Hans Bellmer
Aquella tarde, cuando se sentó ante el ordenador, sabía que ya nada tenía sentido, que la última de sus esperanzas se había esfumado por el sumidero de las posibilidades. Encendió un cigarrillo, aspiró el humo con fuerza pensando que necesitaba aturdirse, dejar de pensar de un modo racional. En el fondo le daba miedo ir hasta su correo electrónico y volver a abrir ese mensaje de Sonja, donde simplemente se podía leer: OLVÍDAME, NO ESCRIBAS MÁS SOBRE MÍ. SOY FELIZ LEJOS DE TI.
Al abrir Gmail, buscó en los mensajes recibidos. No estaba. Miró en la papelera. Tampoco estaba allí. Comprendió, de repente, que todo había sido un sueño, una pesadilla. El absurdo podía continuar durante algún tiempo más. Él seguía siendo el que decidía cuándo terminar aquella historia que ya duraba demasiado.

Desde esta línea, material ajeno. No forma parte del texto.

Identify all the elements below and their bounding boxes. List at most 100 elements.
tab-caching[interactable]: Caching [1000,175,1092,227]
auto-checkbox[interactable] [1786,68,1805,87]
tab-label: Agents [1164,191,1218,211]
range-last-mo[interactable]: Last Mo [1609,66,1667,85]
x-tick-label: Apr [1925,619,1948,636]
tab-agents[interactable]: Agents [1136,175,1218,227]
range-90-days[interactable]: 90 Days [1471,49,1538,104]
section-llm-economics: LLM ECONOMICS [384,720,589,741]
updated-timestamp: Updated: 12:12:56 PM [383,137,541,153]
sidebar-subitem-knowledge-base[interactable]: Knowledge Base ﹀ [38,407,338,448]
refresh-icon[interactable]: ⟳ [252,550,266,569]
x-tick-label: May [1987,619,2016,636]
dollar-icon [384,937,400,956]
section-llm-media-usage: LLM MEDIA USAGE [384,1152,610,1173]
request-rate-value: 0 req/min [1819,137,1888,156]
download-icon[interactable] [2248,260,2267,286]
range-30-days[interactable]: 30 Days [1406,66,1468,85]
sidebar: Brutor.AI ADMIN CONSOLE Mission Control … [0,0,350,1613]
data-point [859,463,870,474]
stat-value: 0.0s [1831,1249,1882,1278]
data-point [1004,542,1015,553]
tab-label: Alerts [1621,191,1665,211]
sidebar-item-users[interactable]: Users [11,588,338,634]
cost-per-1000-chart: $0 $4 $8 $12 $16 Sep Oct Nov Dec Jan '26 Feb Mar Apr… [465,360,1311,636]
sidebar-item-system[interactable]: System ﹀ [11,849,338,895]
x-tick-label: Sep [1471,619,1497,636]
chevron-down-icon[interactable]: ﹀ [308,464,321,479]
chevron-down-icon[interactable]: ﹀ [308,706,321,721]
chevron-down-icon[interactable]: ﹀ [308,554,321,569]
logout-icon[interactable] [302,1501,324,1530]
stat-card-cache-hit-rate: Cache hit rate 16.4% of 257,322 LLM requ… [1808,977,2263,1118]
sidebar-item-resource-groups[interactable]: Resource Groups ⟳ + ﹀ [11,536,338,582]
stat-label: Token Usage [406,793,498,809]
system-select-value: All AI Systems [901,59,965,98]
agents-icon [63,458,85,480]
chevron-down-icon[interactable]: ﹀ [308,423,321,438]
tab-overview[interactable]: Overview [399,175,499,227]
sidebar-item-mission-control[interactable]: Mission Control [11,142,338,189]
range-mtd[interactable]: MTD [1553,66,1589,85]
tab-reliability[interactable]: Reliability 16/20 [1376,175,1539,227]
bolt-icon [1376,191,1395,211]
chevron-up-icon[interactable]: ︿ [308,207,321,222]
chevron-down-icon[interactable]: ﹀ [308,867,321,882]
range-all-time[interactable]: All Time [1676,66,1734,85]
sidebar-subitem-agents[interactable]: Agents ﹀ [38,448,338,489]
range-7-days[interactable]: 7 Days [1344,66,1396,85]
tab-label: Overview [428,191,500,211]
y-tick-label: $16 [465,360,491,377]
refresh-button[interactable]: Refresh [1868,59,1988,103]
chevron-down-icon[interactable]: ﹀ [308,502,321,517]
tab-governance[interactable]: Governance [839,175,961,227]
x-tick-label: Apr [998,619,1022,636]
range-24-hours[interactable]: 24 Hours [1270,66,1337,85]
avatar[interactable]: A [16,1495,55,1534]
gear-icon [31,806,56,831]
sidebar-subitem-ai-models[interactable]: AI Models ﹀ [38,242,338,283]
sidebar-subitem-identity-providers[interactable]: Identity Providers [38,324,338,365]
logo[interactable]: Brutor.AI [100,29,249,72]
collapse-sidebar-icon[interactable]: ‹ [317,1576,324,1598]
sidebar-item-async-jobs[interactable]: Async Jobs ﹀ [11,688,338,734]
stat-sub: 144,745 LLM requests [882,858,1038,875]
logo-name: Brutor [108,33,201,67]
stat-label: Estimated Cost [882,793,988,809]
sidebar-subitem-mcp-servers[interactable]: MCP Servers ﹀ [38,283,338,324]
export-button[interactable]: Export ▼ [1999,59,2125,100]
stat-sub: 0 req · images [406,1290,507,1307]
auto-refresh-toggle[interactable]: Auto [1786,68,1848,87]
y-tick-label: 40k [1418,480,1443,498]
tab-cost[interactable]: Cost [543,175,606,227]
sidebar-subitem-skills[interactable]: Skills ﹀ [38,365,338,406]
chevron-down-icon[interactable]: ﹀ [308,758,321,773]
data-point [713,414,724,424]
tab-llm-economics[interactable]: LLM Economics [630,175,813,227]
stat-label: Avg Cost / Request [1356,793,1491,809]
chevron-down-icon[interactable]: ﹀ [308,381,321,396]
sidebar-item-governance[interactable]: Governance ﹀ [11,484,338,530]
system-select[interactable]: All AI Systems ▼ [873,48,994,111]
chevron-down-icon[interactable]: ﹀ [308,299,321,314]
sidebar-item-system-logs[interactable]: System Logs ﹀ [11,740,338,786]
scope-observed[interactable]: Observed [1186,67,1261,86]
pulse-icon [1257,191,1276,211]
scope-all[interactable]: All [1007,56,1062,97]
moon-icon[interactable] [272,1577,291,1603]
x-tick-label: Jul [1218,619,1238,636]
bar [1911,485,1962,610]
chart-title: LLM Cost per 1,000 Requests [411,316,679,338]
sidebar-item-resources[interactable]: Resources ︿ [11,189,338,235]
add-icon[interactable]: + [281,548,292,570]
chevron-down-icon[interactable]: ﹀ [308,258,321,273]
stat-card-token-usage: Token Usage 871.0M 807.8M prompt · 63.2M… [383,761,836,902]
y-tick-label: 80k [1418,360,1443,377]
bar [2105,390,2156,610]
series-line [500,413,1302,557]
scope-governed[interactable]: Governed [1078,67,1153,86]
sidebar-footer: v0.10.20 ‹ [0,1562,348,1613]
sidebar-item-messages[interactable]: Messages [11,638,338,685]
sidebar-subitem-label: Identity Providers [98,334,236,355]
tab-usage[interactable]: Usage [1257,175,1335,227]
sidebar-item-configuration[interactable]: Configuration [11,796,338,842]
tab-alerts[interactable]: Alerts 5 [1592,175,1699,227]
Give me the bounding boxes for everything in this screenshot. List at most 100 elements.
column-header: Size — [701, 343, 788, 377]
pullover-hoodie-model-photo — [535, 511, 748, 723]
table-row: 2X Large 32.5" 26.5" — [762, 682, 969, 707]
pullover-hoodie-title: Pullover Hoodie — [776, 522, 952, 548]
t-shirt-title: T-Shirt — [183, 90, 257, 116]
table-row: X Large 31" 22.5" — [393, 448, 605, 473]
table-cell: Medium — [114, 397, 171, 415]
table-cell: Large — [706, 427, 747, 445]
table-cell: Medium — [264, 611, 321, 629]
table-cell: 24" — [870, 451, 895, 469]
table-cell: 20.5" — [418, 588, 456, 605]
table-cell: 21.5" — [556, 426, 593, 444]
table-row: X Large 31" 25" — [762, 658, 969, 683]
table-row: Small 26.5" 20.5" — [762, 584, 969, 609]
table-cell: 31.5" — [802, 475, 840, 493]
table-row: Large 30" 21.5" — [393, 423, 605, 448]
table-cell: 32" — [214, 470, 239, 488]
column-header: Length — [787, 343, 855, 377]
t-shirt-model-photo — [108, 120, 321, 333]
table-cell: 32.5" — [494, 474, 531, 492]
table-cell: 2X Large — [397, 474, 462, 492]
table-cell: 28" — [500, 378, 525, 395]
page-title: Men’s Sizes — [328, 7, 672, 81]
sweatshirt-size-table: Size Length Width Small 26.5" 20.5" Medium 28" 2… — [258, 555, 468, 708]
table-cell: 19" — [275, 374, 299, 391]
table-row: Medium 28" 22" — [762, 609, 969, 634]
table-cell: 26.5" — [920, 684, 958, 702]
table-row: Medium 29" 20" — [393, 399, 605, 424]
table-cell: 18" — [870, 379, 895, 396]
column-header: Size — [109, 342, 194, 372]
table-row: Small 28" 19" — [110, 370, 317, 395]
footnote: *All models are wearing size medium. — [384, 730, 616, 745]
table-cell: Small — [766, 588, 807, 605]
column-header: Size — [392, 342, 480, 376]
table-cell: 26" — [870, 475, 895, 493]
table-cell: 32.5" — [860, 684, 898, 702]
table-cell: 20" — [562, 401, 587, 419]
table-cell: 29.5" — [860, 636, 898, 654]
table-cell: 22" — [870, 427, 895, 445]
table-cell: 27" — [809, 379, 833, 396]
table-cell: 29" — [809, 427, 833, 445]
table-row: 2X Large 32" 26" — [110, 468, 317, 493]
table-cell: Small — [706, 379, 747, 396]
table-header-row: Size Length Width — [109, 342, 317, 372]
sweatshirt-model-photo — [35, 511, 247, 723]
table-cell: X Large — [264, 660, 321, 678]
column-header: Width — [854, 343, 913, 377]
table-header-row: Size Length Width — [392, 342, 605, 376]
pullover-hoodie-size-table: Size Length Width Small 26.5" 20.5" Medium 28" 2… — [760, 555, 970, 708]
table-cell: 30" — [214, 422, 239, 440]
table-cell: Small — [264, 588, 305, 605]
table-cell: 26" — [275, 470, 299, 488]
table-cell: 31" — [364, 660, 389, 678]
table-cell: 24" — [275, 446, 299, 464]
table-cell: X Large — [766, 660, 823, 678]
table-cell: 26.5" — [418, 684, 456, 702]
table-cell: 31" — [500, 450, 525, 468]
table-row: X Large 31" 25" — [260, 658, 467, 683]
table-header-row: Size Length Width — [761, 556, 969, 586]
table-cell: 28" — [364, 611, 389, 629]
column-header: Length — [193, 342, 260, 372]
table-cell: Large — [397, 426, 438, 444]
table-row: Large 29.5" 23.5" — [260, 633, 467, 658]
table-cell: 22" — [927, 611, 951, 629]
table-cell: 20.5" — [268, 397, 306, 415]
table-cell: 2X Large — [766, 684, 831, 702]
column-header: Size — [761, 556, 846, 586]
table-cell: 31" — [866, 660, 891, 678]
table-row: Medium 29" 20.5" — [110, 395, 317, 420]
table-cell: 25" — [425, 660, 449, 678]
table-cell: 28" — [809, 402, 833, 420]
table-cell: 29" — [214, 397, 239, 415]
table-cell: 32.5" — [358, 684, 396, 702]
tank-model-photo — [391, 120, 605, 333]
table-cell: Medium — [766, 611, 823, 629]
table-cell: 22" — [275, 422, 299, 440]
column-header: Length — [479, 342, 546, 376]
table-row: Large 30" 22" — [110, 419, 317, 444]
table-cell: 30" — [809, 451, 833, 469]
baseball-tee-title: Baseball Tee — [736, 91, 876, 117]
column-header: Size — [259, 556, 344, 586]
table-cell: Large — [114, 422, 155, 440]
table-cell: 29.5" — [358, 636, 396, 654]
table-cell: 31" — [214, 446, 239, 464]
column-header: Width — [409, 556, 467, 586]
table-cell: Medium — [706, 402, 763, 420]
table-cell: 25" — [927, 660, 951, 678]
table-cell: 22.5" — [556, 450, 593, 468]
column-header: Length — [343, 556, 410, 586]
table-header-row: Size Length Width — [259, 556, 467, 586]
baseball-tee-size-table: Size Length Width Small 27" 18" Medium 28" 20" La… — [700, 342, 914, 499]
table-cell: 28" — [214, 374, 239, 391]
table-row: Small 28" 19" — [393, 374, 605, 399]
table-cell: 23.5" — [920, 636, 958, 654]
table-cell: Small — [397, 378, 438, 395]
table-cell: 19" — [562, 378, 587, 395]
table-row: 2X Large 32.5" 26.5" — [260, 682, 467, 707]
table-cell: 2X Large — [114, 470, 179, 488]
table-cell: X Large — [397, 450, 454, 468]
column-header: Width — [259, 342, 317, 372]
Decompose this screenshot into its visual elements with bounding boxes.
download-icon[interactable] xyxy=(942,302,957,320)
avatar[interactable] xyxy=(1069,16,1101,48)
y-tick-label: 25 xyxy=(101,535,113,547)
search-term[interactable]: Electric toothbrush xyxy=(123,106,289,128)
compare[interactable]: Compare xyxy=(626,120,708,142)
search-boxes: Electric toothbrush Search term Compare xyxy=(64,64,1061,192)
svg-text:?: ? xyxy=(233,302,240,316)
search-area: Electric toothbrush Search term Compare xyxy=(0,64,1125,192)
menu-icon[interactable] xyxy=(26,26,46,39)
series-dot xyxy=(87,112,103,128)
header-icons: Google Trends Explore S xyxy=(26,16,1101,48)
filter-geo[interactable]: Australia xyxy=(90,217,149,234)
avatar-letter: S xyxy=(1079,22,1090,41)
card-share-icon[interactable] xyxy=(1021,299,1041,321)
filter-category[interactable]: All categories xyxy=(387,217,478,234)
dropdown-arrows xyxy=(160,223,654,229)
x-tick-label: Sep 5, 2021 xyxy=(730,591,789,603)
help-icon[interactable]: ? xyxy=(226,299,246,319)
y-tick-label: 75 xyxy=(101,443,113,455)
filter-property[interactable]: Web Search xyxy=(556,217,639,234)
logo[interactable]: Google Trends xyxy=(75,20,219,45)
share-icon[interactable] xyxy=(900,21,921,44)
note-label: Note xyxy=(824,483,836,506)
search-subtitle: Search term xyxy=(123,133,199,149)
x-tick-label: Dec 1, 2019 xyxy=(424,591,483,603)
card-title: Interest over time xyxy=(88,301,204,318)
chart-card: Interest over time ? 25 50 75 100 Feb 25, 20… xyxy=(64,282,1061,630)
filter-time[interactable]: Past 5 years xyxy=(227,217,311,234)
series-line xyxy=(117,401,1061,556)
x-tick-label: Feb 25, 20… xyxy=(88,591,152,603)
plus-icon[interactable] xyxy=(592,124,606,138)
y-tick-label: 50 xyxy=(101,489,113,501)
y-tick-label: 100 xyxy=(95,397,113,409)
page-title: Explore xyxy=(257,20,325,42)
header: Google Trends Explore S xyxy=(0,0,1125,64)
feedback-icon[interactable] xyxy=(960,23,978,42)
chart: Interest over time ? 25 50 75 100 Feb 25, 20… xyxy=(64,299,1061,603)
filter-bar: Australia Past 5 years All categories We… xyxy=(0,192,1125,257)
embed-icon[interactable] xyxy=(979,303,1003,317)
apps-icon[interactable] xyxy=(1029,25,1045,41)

Abrió la ventana y ante él se extendían cercanas colinas llenas de abetos cubiertos de una blanca capa de nieve. Unos perros ladraban debajo de la ventana, miró hacia abajo y vio salir a Sonja, con cara sonriente, al pequeño jardín. Ella miró hacia arriba, hacia la ventana desde la que Javier la observaba. Le mandó un beso con la mano y con esa misma sonrisa que él siempre recordó en ella. Respiró unos segundos profundamente y una mosca se posó, mansamente, en la punta de su nariz. Ya no sabía lo que era realidad o ficción. Los dípteros producían en él esa extraña facultad de volverlo todo irreal.